Topline results from the Denali trial are expected in Q3 2025.

Accelerated Recruitment in China

“Following the completion of recruitment in the United States, we observed an acceleration in the number of Chinese patients randomized in this multicenter international trial, enabling us to close Chinese patient recruitment ahead of schedule,” stated Doug Hubatsch, Chief Scientific Officer of Nicox.

He added, “While we continue the final stages of this trial, we are also completing additional development steps to support the preparation of new drug applications (NDAs) in both the United States and China. This will ensure submission as soon as possible after the Denali topline data is received.”

Strategic Commercialization Plans

NCX 470, Nicox’s lead product candidate, is garnering strong interest from potential commercialization partners. According to Emmet Purtill, VP of Business Development at Nicox:
“Collaborations for NCX 470 in Japan, China, Korea, and Southeast Asia are already in place. Our current focus is on the path to commercialization in the United States, while exploring potential regional partnerships in other markets.”

About the Denali Trial

The Denali trial is a multicenter, multinational Phase 3 clinical trial conducted in the United States and China. It assesses the intraocular pressure (IOP)–lowering efficacy of:

• NCX 470 ophthalmic solution 0.1% (administered once daily)

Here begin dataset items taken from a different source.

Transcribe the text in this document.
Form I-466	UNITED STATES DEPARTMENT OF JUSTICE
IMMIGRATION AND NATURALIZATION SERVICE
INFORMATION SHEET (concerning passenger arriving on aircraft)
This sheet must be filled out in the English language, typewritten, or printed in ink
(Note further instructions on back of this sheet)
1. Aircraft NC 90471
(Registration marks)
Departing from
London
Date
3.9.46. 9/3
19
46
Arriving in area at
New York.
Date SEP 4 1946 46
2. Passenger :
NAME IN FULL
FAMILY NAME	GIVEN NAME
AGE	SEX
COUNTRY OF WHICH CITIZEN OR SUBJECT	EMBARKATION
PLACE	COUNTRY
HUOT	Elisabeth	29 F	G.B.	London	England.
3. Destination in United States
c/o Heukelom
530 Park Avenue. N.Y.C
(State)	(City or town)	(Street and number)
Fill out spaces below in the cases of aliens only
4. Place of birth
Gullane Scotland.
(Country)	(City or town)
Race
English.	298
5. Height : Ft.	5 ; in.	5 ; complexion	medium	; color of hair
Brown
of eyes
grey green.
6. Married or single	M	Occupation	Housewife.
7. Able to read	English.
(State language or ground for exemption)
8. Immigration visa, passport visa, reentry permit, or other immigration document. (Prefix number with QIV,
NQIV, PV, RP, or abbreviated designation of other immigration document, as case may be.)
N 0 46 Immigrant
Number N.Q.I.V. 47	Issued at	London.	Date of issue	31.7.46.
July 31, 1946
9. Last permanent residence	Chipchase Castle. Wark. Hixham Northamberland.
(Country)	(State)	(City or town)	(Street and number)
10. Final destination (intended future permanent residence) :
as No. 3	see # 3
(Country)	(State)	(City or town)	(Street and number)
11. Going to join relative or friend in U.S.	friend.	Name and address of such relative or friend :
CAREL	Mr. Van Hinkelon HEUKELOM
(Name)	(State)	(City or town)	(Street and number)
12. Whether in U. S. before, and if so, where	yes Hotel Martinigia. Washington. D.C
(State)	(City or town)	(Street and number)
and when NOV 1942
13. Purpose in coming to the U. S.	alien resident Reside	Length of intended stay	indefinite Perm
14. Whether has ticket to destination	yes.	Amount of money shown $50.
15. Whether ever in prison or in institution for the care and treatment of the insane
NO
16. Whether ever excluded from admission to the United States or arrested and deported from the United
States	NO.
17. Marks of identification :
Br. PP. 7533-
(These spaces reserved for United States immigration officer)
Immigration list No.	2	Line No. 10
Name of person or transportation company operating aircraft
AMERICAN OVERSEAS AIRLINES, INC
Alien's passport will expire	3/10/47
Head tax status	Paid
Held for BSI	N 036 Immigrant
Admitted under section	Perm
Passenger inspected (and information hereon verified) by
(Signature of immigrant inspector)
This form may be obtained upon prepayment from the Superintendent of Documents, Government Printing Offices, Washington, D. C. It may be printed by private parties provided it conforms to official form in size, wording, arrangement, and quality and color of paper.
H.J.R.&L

• Compared to latanoprost ophthalmic solution 0.005%

The trial is a collaborative effort, co-financed by Nicox and Ocumension, Nicox’s exclusive licensee for China, Korea, and Southeast Asia. Together with the Mont Blanc trial, the Denali trial is designed to meet the clinical regulatory requirements for NDAs in the United States and China.

Key Data from Mont Blanc Trial

The Mont Blanc Phase 3 trial previously demonstrated that NCX 470 achieved significant IOP-lowering effects:

• Reduction in IOP from baseline:

- 8.0–9.7 mmHg for NCX 470

- Compared to 7.1–9.4 mmHg for latanoprost

The trial met the U.S. regulatory efficacy requirements, achieving statistical noninferiority to latanoprost and demonstrating superiority at 4 out of 6 timepoints.

Additional highlights:

• NCX 470 was well tolerated.

• Discontinuation rates were low.

• Results have been published in the American Journal of Ophthalmology.

Next Steps for NCX 470

The Denali trial data, combined with findings from Mont Blanc, will form the basis for NDA submissions in both the U.S. and China. Nicox estimates that a U.S. NDA for NCX 470 could be submitted by H1 2026, contingent upon securing a commercialization partnership or appropriate financing.

With a robust clinical profile and strong partnerships in key regions, NCX 470 is positioned as a promising therapeutic option for managing open-angle glaucoma and ocular hypertension.